Notably, Brown’s LCFF proposal does not propose an expeditious remedy to California’s immoral, unconstitutional, and educationally unjustifiable school funding inequities. In the face of the political realities that change will prove more palatable if districts do not see funding decreases, Brown’s proposal creates few if any actual losers over the 7 to 10 years projected for full LCFF implementation. Instead, as more funds arrive thanks to Prop 30 and an improving economy, the currently more advantaged districts will see their ascent to the ultimate LCFF funding target follow a more gradual slope than the historically disadvantaged districts.
That slow road to funding fairness, however, may not be enough to satisfy some districts who have long benefitted from receiving a greater share of state funds for a less needy student population. Instead, these districts seek to hold on to their relative advantage by opposing the new funding system on the grounds that it would be unfair to them, donning the label of LCFF “losers.”
“This produces big winners and losers,” Jeffrey Baarstad, Superintendent of the Conejo Valley Unified School District recently told the Ventura County Star. “The loser districts like mine are not going to share the profits of [new state revenues.] It’ll be sent to the [LAUSDs] of California.”
How conveniently these districts forget that for decades they have enjoyed “winner” status to the detriment of disadvantaged students across the state. These districts could only be considered “losers” if one takes the inequitable status quo as the “just” starting point, neglecting both decades of relative funding inequities and any absolute notion of fairness.

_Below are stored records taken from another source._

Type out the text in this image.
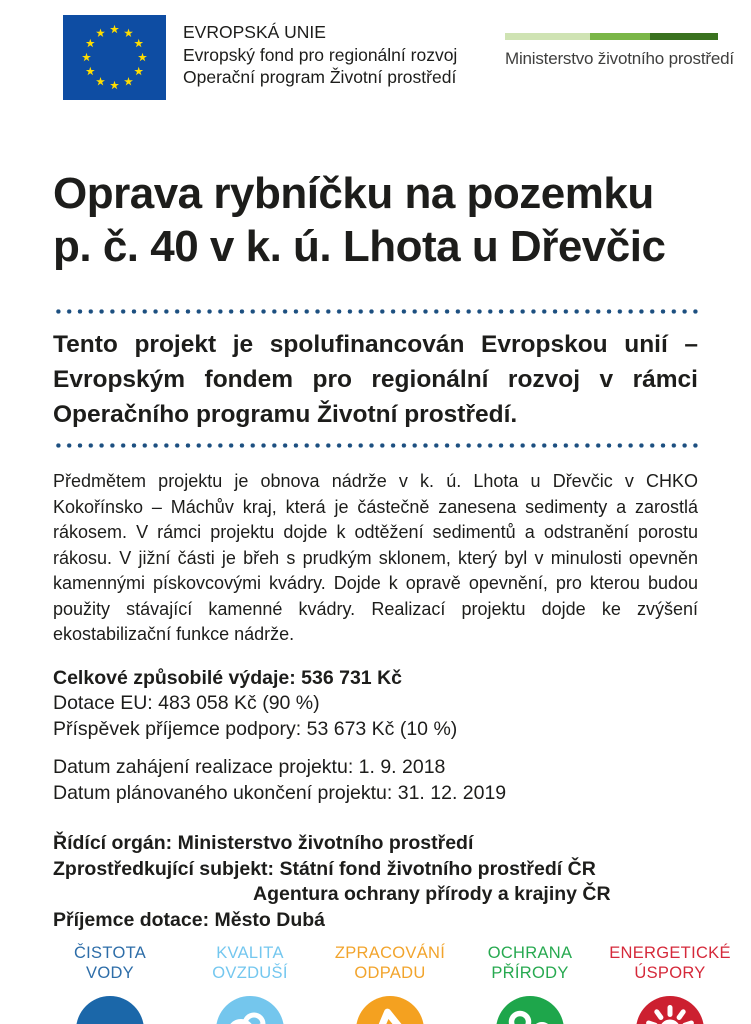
EVROPSKÁ UNIE
Evropský fond pro regionální rozvoj
Operační program Životní prostředí
Ministerstvo životního prostředí
Oprava rybníčku na pozemku
p. č. 40 v k. ú. Lhota u Dřevčic
Tento projekt je spolufinancován Evropskou unií – Evropským fondem pro regionální rozvoj v rámci Operačního programu Životní prostředí.
Předmětem projektu je obnova nádrže v k. ú. Lhota u Dřevčic v CHKO Kokořínsko – Máchův kraj, která je částečně zanesena sedimenty a zarostlá rákosem. V rámci projektu dojde k odtěžení sedimentů a odstranění porostu rákosu. V jižní části je břeh s prudkým sklonem, který byl v minulosti opevněn kamennými pískovcovými kvádry. Dojde k opravě opevnění, pro kterou budou použity stávající kamenné kvádry. Realizací projektu dojde ke zvýšení ekostabilizační funkce nádrže.
Celkové způsobilé výdaje: 536 731 Kč
Dotace EU: 483 058 Kč (90 %)
Příspěvek příjemce podpory: 53 673 Kč (10 %)
Datum zahájení realizace projektu: 1. 9. 2018
Datum plánovaného ukončení projektu: 31. 12. 2019
Řídící orgán: Ministerstvo životního prostředí
Zprostředkující subjekt: Státní fond životního prostředí ČR
Agentura ochrany přírody a krajiny ČR
Příjemce dotace: Město Dubá
ČISTOTA
VODY
KVALITA
OVZDUŠÍ
ZPRACOVÁNÍ
ODPADU
OCHRANA
PŘÍRODY
ENERGETICKÉ
ÚSPORY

In reality, Brown’s concept is to disadvantage no one but, rather, to rationalize and make fair what has long been neither.
Let’s not kid ourselves. Even with Prop. 30, Brown’s proposal will not address the other major issue facing California school funding—the massive underfunding of public education. California ranks 49th in per pupil spending according to Education Week and, as a consequence, is generally 50th out of 50 states in terms of the adults per students in its schools and near the bottom as well in achievement test scores for students across the ethnic and socioeconomic spectrum (see, e.g., p. 30 of CQE complaint compiling data). Adding the $2,700 per pupil that Brown projects will flow to K-12 funding over the next seven years will not get the state to the national spending average TODAY, let alone the level of spending that will be necessary in seven years to provide all students the opportunity to access the Common Core standards.
As a result, the school funding lawsuits brought by Public Advocates and our community partners (CQE v. California) and by our colleagues in Robles-Wong v. California will continue to play an important role in forcing the state to live up to its educational promise.
In the meantime, California’s failure to address funding adequacy cannot be, as some have urged, an excuse for deferring or delaying a fix to funding inequity. Ensuring the available funding pie is fairly distributed to all based on student needs is a moral imperative that cannot wait.